Confirming that Windows NT is not yet achieving significant impact at the enterprise level, Morgan Stanley’s most recent scrutiny of Oracle Corp numbers concludes that for the database company NT hasn’t translated into a change in deal size or discounting levels from a year ago. Oracle, it says, has responded to NT’s pricing in departmental deals by matching Microsoft SQL Server pricing on a per seat basis with Oracle Workgroup, while selling its higher priced Enterprise product for applications that demand more power. The workgroup product is a subset of the enterprise product with no replication, parallel server option or other power and scalability enhancements. The workgroup product isn’t available on Unix, although it once was, but there was little demand. An enterprise product for NT is supposedly scheduled to be released on DEC Alpha machines shortly. Morgan Stanley’s concern lies with how much of the market can be addressed by the cheaper workgroup product and how many customers need the full enterprise product.

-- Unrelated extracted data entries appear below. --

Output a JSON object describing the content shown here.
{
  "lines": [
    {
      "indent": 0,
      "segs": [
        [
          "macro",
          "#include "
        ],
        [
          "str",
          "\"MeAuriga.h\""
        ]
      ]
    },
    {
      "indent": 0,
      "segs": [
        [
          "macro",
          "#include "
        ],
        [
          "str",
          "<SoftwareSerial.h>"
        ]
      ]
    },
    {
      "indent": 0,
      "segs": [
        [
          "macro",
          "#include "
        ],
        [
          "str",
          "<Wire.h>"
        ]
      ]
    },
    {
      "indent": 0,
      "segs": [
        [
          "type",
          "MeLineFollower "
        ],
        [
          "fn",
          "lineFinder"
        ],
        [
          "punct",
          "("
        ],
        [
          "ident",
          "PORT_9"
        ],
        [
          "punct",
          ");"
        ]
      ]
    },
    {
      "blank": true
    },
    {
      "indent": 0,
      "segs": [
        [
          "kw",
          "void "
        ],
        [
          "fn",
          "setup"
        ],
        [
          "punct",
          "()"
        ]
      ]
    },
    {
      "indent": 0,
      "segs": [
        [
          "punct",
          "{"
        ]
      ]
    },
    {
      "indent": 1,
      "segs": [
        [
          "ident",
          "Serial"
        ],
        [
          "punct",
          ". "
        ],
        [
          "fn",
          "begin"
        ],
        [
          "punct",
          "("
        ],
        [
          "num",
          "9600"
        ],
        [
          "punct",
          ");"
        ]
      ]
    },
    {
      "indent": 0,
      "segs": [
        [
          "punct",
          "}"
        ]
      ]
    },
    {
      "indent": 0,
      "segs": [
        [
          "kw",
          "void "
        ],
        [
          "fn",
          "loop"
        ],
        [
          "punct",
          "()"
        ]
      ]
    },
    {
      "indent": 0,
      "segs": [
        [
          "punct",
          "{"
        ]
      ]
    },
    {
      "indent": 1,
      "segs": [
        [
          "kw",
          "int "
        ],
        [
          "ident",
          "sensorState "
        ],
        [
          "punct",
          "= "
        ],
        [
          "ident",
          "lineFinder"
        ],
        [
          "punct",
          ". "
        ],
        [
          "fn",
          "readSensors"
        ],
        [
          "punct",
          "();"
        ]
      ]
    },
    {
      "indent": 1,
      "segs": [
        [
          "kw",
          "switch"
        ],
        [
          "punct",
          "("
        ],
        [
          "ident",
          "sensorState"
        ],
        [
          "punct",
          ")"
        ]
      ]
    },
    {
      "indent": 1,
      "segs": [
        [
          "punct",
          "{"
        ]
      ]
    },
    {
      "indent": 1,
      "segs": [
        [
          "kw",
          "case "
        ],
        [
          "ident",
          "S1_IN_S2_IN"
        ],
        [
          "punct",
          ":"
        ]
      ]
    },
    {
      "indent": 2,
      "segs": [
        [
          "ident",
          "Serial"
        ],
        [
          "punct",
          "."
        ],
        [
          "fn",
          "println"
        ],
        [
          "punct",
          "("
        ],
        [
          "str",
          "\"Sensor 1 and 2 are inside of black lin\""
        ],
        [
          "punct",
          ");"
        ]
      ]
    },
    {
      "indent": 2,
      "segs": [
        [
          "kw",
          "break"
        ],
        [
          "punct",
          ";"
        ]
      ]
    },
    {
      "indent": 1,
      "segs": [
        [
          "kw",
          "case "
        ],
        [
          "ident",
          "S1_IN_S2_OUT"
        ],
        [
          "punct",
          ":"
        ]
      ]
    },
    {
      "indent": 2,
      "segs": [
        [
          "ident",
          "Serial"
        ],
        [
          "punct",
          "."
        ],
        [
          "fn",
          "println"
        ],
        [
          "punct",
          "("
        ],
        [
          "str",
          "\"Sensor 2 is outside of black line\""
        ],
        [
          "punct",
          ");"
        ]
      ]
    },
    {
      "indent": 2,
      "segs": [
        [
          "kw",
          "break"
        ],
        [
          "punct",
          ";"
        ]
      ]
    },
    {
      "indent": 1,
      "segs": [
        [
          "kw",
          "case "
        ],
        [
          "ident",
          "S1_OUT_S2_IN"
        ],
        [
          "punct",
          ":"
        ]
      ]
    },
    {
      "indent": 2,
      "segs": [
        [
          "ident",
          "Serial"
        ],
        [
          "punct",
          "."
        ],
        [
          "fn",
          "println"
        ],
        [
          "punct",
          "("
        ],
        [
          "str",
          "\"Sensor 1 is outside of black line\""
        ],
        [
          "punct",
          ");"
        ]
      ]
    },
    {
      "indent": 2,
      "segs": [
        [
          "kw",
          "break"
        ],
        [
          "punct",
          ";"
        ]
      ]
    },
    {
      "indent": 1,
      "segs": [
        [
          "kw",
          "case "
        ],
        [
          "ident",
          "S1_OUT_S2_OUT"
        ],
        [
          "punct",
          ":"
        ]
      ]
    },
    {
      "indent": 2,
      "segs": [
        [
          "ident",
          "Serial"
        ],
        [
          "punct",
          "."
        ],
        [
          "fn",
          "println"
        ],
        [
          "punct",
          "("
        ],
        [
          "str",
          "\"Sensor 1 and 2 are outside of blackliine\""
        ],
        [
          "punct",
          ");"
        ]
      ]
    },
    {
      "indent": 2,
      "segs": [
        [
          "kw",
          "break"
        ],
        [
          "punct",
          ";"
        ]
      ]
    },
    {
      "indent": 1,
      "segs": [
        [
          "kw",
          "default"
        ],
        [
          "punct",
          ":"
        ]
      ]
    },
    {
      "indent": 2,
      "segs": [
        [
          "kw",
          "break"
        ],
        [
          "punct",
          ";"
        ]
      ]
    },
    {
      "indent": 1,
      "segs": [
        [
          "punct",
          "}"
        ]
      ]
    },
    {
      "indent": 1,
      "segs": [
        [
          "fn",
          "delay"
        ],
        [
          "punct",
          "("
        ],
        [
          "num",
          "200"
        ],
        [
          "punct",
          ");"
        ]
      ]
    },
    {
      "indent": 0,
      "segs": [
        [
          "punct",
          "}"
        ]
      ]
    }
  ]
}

It thinks half the market needs the enterprise product (in dollar terms), 20% could go either way but may prefer enterprise because of growth considerations or existing expertise, and 30% are fine with the workgroup product. So far, it believes, customers see added value in the enterprise features absent in the workgroup product and Oracle can charge a premium for them. Moreover, the enterprise product has additional options available such as the parallel server option, which costs $600 per user.
Cannibalization
Other pricing issues the bank has examined are sales related to Oracle’s applications, which also tend to carry significantly lower discounts since the applications only run on Oracle. It estimates Oracle sold about $750m of database licenses as a result of its applications sales over the last twelve months in addition to $466m in applications-related consulting. Oracle believes most of its NT revenue has been upsizing business; customers moving up from Microsoft Access, Gupta, Btrieve, flat files, and other workgroup or desktop databases. Consequently, the amount of cannibalization of the enterprise product by the workgroup product hasn’t been a significant factor to date. Morgan Stanley estimates the company’s total NT sales including tools represented $70m last quarter while database server sales on NT were around $60m. Server license revenues were up 35% in the US, 49% in Asia Pacific, but flat in Europe. NT has been a bigger factor for Oracle in the US and Asia Pacific, yet those regions outpaced Europe significantly in the latest quarter and the latest year.
Headache
Morgan Stanley’s also concerned with the impact of the web and three tiered applications on pricing. Databases that serve data to users through a web server are becoming more common, but it’s impossible to tell how many users are accessing a database if they are coming in through the web server, the bank notes. Unlike client/server connections, there is no one-to-one connection with a fixed number of named or concurrent users to drive pricing. New pricing metrics are evolving to fill the void with machine size pricing emerging as the leading contender for a web pricing methodology. The market moved away from per machine pricing four or five years ago to per user since users complained that their servers were used for multiple applications and not just the database. As machine prices have fallen, customers are more likely to buy separate, specialized servers for each application so machine size may be workable and it avoids the headache of tracking users and auditing usage. The same issues apply to databases serving data through three-tier applications, it believes.